Trenowałem trzy miesiące, ale presję czuję ogromną
Rozmowa: Michał Wiśniewski, piosenkarz. Wokalista Ich Troje wystąpi w rozpoczynającym się dziś w Warszawie turnieju pokerowym
To będzie dla pana pierwsza poważna gra w pokera?
Michał Wiśniewski: Nie, debiut mam już za sobą.
W grudniu ubiegłego roku wziąłem udział w turnieju, w którym startowało 160 graczy. O dziwo, zająłem dobre 18. miejsce. Ale wyprzedziła mnie moja żona. Awansowała aż do finału...
Przygotowywał się pan specjalnie do rozpoczynającej się dziś imprezy?
Oczywiście. Przez trzy miesiące ćwiczyłem z najlepszymi polskimi zawodnikami.

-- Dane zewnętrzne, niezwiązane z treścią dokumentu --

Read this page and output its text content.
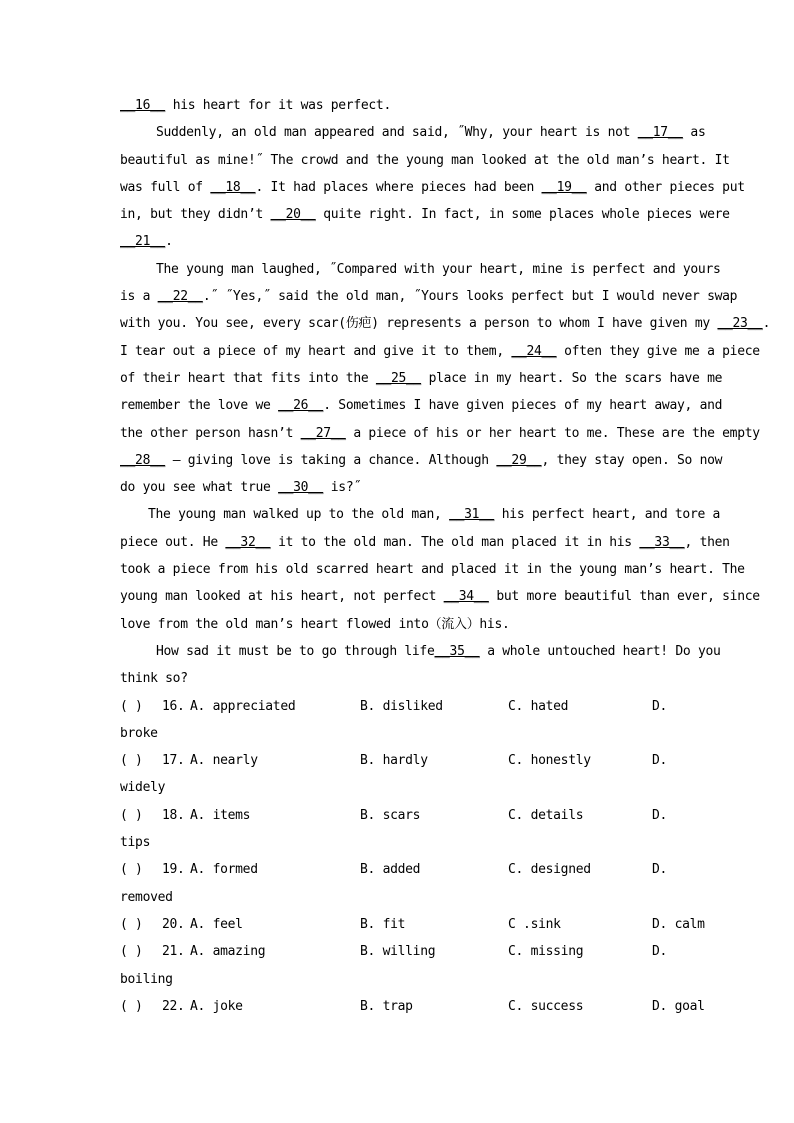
__16__ his heart for it was perfect.
Suddenly, an old man appeared and said, ˝Why, your heart is not __17__ as
beautiful as mine!˝ The crowd and the young man looked at the old man’s heart. It
was full of __18__. It had places where pieces had been __19__ and other pieces put
in, but they didn’t __20__ quite right. In fact, in some places whole pieces were
__21__.
The young man laughed, ˝Compared with your heart, mine is perfect and yours
is a __22__.˝ ˝Yes,˝ said the old man, ˝Yours looks perfect but I would never swap
with you. You see, every scar(伤疤) represents a person to whom I have given my __23__.
I tear out a piece of my heart and give it to them, __24__ often they give me a piece
of their heart that fits into the __25__ place in my heart. So the scars have me
remember the love we __26__. Sometimes I have given pieces of my heart away, and
the other person hasn’t __27__ a piece of his or her heart to me. These are the empty
__28__ — giving love is taking a chance. Although __29__, they stay open. So now
do you see what true __30__ is?˝
The young man walked up to the old man, __31__ his perfect heart, and tore a
piece out. He __32__ it to the old man. The old man placed it in his __33__, then
took a piece from his old scarred heart and placed it in the young man’s heart. The
young man looked at his heart, not perfect __34__ but more beautiful than ever, since
love from the old man’s heart flowed into（流入）his.
How sad it must be to go through life__35__ a whole untouched heart! Do you
think so?
( ) 16. A. appreciated	B. disliked	C. hated	D.
broke
( ) 17. A. nearly	B. hardly	C. honestly	D.
widely
( ) 18. A. items	B. scars	C. details	D.
tips
( ) 19. A. formed	B. added	C. designed	D.
removed
( ) 20. A. feel	B. fit	C .sink	D. calm
( ) 21. A. amazing	B. willing	C. missing	D.
boiling
( ) 22. A. joke	B. trap	C. success	D. goal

Odczuwa pan presję?
Ogromną. W pokerze nie ma mowy o przypadku.
Kiedy rozpoczęła się pana przygoda z tą grą?
Kiedyś kolega z zespołu zabrał na koncert żetony. Wydawało mi się, że to prosta gra. Byłem w błędzie, ale nie zniechęciłem się.
Jakie umiejętności są niezbędne, by wygrywać?
Trzeba dobrze liczyć i analizować. Sukces nie zależy tylko od dobrych kart. W szkole miał pan z matematyki same piątki?
Moja nauczycielka zawsze mówiła mi: „bardzo dobrze Wiśniewski, trzy plus”. Tak naprawdę na koniec roku nigdy nie schodziłem jednak poniżej czwórki.